The main trouble people seem to have with it is that they don't want to store their files in their dropbox folder, so they have to copy their files from the original place and try to keep them synced. Here's a little trick I've been using and it works great. Windows Vista and above has a built-in feature called junctions. Junctions, for those initiated in the Unix world, are essentially hard links. Basically the concept is you have a folder for a few photos here: "C:\Users\MattMc3\My Photos\Vacation Pix 2011". You'd like those to by synced via dropbox, which is located here: "C:\Users\MattMc3\Dropbox". You can create a junction from your Dropbox folder into your Vacation Pix folder and when you delete from one, you'll delete from both. When you change one, you'll change both. When you add to one, you'll add to both. The folders are the same... you don't have a copy, you have a mirror.

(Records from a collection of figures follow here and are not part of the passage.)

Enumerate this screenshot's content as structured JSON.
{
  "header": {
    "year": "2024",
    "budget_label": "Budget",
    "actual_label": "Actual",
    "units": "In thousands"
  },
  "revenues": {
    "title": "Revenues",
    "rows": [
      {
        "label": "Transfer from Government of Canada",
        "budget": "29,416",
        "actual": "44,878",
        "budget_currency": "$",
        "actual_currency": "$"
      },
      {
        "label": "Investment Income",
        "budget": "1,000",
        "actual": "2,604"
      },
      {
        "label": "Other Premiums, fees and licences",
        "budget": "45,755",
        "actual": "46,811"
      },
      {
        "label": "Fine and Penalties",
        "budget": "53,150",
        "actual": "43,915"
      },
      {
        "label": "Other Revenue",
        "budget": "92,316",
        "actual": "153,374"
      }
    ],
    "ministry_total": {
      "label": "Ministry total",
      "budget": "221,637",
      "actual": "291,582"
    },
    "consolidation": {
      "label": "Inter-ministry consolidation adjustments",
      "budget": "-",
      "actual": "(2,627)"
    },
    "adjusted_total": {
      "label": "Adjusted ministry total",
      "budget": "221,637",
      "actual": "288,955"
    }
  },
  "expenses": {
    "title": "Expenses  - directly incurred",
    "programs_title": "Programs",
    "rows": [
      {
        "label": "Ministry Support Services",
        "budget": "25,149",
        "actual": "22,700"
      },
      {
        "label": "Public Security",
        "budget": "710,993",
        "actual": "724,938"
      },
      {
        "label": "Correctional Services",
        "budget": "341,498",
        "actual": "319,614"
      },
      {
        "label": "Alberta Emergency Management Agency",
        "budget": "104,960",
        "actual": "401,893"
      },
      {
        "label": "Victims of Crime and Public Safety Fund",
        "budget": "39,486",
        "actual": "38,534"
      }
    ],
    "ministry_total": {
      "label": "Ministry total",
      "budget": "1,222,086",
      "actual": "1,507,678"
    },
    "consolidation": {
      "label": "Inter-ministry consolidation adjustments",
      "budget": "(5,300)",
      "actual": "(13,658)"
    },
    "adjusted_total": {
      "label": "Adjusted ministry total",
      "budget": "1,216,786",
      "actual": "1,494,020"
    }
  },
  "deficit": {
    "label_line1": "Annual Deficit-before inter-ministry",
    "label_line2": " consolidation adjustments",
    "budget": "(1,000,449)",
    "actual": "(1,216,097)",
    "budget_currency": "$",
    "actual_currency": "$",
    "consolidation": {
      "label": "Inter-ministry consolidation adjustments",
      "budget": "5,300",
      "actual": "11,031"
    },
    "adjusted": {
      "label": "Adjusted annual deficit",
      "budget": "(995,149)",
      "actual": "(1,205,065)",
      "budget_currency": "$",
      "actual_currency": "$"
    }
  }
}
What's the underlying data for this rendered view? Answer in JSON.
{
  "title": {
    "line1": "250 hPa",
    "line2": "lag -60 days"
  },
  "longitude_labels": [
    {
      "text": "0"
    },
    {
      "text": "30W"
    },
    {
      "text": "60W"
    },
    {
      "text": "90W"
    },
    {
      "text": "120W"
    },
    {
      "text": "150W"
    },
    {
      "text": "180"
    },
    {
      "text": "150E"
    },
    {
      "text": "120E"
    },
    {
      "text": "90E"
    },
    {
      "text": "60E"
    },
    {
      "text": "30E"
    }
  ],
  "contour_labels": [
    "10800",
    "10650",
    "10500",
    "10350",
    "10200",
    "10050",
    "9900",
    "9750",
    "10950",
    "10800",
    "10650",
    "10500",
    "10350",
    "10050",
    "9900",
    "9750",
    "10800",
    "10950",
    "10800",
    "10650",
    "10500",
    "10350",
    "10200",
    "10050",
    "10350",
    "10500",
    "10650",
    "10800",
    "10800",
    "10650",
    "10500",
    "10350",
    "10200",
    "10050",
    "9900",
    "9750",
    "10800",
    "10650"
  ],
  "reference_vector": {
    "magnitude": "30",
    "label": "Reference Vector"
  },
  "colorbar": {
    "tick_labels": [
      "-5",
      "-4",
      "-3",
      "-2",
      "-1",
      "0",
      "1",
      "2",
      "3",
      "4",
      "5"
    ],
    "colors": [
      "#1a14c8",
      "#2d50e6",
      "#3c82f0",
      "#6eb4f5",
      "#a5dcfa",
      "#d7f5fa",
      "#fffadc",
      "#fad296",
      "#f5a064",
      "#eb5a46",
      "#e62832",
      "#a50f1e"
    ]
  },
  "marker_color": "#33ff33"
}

The magic is in a little DOS command called mklink. On your Windows 7 or Vista computer with dropbox already installed, do the following:
- Start Menu -> type "cmd" to get to a command line
- Change your directory to your dropbox folder by typing cd "C:\Users\MattMc3\Dropbox"
- Type: mklink /J Vacation Pix "C:\Users\MattMc3\My Photos\Vacation Pix 2011"
- Watch in awe as Dropbox picks up your files and syncs them. It doesn't matter which folder you drop a file, it'll sync both ways because this isn't a copy - it's a mirror.